Mancano tre giorni al nostro rientro in Italia e ancora non riesco a realizzare di dover lasciare questo paese. Fare il bilancio finale di questa esperienza è davvero complicato, mi ricorda quella sensazione che generalmente provo quando il 31 dicembre tiro le somme di quanto vissuto nei 365 giorni precedenti.

Svegliarsi la mattina senza i consueti saluti al vicinato (“Salaam, labass? Bkhair? Msien? Kulshi msien, ça va? Hamdulillah!”), andare in ufficio dai colleghi italiani e marocchini, fare pausa caffè con la signora Layla all’ottavo piano, mangiare con i nostri amici rfissa il mercoledì e couscous il venerdì, tornare a casa dopo il lavoro ed esercitarmi con Giona [compagno di SCU, ndr] a suonare (malissimo) l’ukulele e interrompere soltanto al richiamo alla preghiera del mueddhin (adhan) al tramonto mi mancherà in un modo che proprio non potrei mettere nero su bianco.

io gio nicki e giogioHo conosciuto tante persone, ho osservato tutto quello che mi circondava cercando di restare libera da giudizi, ho imparato espressioni arabe che ho talmente interiorizzato da non poterne più fare a meno. "Mashi mushkil", nessun problema. È questa la prima frase che ho sentito da Adil quando è venuto a prenderci in aeroporto il 13 luglio scorso. Me l'ha detto in arabo e poi in francese. Contestualmente, si stava semplicemente offrendo di portare la mia valigia. Durante quest’anno ho invece capito che forse prendo tutto troppo sul serio e che davvero non c'è da preoccuparsi.
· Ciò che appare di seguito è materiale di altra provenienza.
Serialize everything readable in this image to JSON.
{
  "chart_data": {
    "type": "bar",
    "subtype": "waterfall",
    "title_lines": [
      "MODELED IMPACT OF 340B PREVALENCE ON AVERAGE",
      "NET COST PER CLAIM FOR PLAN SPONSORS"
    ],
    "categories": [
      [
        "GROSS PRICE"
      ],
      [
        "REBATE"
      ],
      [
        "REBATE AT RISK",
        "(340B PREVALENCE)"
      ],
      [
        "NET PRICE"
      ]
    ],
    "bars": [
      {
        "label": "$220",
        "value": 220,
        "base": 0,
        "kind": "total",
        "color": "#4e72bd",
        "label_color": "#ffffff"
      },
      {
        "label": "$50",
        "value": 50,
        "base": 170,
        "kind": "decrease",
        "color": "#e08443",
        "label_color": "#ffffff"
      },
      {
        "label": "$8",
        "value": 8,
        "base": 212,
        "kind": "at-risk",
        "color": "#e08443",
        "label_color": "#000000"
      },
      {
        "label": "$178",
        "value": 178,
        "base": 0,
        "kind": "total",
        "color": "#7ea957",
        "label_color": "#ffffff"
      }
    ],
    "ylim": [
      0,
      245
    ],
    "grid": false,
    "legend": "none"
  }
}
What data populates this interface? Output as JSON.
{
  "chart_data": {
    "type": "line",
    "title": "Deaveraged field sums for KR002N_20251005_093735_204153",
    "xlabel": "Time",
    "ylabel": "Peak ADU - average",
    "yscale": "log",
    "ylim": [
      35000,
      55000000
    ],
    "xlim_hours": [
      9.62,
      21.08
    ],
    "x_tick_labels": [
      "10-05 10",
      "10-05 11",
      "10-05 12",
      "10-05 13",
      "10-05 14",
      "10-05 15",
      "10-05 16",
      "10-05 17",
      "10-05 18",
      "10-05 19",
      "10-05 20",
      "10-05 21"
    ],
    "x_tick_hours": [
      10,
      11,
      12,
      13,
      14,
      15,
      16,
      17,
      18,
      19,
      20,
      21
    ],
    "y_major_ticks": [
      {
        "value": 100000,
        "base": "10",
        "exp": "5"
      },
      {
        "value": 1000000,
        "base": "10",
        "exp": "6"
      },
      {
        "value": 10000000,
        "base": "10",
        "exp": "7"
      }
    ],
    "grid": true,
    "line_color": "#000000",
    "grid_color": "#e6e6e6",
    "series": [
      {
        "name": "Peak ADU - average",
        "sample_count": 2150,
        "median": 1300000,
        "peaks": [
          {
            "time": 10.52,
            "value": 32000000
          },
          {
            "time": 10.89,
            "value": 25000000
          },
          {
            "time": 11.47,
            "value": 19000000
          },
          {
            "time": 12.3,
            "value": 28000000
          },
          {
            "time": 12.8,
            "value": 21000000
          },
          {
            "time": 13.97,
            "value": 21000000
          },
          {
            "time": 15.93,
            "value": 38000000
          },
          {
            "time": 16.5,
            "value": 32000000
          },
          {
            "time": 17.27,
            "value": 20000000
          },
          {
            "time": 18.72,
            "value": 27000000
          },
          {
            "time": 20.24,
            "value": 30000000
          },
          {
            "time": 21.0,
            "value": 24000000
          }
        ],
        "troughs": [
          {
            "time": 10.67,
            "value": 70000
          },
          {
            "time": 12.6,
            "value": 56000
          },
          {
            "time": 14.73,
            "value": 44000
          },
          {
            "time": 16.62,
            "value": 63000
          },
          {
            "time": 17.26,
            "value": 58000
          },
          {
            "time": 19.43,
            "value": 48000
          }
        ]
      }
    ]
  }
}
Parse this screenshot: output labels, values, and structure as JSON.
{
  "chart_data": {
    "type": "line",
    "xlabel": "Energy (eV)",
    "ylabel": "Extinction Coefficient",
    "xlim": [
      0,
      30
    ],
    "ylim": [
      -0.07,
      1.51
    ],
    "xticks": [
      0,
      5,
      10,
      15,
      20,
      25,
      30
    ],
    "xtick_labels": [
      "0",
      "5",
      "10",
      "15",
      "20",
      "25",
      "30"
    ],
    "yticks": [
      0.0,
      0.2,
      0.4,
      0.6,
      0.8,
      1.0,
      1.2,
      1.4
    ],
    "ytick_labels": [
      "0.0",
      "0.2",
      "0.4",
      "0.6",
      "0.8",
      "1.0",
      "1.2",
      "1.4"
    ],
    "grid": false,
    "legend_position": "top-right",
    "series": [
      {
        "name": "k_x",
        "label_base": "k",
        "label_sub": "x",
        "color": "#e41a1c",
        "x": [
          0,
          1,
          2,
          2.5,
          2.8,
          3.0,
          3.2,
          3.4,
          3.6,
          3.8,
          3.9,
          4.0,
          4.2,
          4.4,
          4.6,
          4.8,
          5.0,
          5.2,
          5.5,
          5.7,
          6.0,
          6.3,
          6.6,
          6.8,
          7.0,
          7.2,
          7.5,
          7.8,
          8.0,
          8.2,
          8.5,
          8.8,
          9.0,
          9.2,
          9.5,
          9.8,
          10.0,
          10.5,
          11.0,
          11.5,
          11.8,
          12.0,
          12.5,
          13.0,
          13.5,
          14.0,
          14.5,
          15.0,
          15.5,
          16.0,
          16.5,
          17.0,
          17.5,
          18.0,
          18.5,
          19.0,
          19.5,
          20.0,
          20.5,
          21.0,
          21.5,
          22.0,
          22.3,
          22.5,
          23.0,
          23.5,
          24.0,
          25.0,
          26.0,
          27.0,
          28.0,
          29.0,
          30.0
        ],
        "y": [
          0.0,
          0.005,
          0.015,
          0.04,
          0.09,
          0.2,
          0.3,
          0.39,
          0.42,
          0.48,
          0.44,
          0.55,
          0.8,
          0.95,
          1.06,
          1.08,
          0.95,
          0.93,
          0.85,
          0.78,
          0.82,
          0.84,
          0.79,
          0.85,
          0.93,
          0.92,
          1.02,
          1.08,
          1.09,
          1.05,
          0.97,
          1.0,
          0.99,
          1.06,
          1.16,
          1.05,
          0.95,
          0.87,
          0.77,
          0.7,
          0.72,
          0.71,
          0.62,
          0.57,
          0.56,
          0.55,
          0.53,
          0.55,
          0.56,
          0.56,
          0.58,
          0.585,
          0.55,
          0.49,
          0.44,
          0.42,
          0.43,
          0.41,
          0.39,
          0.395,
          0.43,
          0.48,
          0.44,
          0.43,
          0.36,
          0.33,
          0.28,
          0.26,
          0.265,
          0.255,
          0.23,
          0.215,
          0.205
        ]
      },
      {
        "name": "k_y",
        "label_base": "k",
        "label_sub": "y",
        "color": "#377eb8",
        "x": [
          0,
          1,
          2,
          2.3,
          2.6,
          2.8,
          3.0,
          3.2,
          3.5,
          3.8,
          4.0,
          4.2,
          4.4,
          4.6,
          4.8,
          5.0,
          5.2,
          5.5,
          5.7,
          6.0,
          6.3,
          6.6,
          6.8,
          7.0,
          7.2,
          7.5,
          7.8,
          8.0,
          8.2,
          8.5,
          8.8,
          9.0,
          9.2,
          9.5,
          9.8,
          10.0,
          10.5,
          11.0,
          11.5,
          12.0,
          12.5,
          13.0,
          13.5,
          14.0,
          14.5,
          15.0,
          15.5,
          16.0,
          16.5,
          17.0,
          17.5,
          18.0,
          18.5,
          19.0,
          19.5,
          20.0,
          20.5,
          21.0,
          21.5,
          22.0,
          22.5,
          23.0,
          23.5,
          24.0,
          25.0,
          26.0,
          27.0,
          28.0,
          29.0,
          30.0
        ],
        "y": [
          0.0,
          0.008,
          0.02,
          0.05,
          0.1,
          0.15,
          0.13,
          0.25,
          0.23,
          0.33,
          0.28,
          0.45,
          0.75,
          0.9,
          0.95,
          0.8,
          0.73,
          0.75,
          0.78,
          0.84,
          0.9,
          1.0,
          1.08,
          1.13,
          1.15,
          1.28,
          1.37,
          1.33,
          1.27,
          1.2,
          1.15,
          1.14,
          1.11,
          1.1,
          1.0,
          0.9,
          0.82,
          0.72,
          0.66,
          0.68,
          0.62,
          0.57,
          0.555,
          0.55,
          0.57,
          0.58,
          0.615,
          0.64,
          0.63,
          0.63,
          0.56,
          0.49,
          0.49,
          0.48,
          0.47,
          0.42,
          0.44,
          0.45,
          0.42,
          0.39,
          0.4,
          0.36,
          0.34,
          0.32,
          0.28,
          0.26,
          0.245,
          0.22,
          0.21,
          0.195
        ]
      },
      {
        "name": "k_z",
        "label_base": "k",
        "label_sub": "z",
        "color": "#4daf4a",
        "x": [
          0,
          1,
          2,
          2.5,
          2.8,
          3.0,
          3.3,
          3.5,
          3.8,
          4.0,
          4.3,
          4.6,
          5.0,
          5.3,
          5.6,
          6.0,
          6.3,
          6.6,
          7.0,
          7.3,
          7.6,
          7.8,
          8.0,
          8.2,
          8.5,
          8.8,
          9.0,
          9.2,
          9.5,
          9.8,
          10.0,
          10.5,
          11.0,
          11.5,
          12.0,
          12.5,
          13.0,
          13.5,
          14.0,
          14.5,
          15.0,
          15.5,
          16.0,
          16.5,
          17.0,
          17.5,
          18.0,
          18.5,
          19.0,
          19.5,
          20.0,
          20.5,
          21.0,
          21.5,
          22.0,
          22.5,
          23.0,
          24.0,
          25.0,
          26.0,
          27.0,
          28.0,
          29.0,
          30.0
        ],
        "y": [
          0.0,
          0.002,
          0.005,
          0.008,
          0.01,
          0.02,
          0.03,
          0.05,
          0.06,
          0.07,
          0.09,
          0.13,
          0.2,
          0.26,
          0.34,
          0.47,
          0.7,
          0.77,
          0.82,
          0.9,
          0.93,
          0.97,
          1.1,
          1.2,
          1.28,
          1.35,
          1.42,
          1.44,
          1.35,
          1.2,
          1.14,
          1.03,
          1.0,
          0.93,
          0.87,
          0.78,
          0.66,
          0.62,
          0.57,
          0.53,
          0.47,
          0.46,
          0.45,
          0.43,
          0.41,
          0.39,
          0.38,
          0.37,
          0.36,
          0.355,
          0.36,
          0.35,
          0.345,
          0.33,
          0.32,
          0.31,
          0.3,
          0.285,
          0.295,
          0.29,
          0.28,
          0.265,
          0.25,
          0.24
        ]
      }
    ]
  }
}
Quel che è venuto dopo è stato un susseguirsi di emozioni di gioia, tristezza, abbattimento, tenacia, consapevolezza e spaesamento. Insomma, quello che capita - penso - nella vita di ognuno di noi non soltanto in un anno, ma addirittura nell'arco di una settimana (per me che sono lunatica anche in una stessa giornata, Giona lo sa bene).

Forse bisognerebbe uscire fuori dallo schema per cui alla fine di un'esperienza ci si porta “qualcosa” a casa. Si tratta piuttosto di vivere e lasciare semplicemente che le cose, belle e brutte, accadano. Il Marocco non è stato una scoperta, il Marocco (con i suoi paesaggi, i suoi problemi, la sua musica e le sue cicogne) c'è sempre stato. Io semplicemente sono passata di lì, provando a fare meno rumore possibile, provando solo ad ascoltare. Ci sono state cose che mi sono piaciute e altre meno, ma tutte hanno ispirato in me un pensiero più profondo, una riflessione più consapevole ed una nuova visione.

Forse ciò che porterò con me sarà la capacità di guardare le cose da una prospettiva diversa, cercando di non essere avventata nei giudizi e nelle opinioni.

Mancano solo tre giorni prima del rientro in Italia per la fine del Servizio Civile: nessun problema, farò di tutto per tornare, inshallah.